Pakistan’s foreign exchange reserves drop as SBP repays debts

The total liquid foreign reserves, which include holdings by commercial banks, currently stand at $13.15bn

The State Bank of Pakistan (SBP) reported a decline in its foreign exchange reserves, which fell by $127 million in the week ending January 12, settling at $8.03 billion. This downturn in reserves was primarily due to the repayment of external debts.

The country’s total liquid foreign reserves, which include holdings by commercial banks, currently stand at $13.15 billion. Out of this, commercial banks possess $5.12 billion.
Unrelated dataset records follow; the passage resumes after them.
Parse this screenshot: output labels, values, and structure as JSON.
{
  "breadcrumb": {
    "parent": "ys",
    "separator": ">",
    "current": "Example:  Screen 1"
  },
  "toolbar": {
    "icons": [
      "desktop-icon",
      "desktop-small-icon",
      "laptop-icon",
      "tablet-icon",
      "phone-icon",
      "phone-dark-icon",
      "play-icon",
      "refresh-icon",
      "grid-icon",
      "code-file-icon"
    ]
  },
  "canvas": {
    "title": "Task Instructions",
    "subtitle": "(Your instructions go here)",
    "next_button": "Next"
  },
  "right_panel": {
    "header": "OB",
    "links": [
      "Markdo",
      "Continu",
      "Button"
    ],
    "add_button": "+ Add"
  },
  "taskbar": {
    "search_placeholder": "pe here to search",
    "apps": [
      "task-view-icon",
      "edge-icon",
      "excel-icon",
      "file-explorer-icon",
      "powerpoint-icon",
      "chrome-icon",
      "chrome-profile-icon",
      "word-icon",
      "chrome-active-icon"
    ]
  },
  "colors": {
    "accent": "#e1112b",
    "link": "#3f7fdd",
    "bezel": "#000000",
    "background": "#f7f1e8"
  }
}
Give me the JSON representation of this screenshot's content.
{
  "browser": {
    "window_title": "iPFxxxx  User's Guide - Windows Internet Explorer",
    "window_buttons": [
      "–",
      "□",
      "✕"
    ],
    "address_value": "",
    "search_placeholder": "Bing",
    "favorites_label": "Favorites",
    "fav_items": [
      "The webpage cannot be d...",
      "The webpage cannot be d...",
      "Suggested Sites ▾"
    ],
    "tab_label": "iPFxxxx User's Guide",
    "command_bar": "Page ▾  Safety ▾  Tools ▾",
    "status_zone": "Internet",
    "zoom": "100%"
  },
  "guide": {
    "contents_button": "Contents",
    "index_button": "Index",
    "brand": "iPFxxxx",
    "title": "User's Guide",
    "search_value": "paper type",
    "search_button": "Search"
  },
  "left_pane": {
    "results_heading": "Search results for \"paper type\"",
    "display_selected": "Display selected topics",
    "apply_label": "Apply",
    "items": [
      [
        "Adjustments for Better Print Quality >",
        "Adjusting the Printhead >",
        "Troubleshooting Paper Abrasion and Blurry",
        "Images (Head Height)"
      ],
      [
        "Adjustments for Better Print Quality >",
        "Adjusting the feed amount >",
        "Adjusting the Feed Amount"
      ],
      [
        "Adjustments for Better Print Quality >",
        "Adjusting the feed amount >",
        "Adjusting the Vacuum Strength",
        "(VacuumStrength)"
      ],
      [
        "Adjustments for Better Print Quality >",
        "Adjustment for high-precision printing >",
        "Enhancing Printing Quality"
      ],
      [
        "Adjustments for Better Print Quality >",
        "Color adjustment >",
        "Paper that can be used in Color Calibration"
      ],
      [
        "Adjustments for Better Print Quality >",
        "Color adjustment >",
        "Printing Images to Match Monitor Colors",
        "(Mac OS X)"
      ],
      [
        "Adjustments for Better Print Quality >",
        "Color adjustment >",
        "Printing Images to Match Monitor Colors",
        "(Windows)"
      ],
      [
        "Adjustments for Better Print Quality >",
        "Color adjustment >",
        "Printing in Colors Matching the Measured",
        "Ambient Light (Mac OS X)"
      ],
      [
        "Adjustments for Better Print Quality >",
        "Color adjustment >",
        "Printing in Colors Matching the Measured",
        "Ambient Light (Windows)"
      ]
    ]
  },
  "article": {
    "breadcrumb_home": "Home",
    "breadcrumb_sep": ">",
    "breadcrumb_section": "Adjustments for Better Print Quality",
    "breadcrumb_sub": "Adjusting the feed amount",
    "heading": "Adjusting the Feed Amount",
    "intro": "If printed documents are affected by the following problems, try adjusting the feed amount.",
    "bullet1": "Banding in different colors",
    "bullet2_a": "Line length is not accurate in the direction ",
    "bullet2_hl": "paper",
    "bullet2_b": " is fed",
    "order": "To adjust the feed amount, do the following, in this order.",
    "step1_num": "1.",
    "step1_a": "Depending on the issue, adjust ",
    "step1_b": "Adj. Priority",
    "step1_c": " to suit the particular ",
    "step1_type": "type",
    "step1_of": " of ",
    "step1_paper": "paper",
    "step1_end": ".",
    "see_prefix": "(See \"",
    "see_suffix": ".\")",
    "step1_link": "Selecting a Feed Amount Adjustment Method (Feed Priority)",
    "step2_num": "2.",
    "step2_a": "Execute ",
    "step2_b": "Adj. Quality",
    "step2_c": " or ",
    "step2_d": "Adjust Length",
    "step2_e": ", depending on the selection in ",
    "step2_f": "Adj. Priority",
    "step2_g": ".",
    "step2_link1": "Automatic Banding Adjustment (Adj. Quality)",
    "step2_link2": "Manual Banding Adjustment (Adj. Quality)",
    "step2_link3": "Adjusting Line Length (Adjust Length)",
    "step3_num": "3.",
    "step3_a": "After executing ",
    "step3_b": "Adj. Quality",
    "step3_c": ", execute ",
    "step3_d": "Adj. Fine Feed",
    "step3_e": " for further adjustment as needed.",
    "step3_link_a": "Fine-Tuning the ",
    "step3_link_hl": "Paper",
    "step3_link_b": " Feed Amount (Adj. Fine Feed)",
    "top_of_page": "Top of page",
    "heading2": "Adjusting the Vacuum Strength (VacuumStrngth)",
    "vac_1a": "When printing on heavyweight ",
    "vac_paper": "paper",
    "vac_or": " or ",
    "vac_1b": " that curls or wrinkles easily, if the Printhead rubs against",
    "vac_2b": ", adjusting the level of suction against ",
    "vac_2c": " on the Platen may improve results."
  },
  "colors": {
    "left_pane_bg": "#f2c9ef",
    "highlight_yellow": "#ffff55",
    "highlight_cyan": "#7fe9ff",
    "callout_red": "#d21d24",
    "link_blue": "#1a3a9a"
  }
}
This decrease follows a previous reduction of $66 million in the central bank’s reserves. However, in a significant fiscal development, Pakistan received a substantial sum from the International Monetary Fund (IMF). The SBP confirmed receiving a tranche of $705.6 million from the IMF on January 16, following the successful completion of the first review under the IMF’s Stand By Arrangement (SBA).

“The SBP has received SDR 528 million, equivalent to $705.6 million, from the IMF. This is a direct consequence of the Executive Board of IMF’s approval under the SBA program,” the central bank stated.

The latest IMF disbursement is expected to be reflected in the SBP’s reserve tally for the week ending January 19, offering a potential boost to Pakistan’s foreign exchange reserves amidst ongoing fiscal challenges.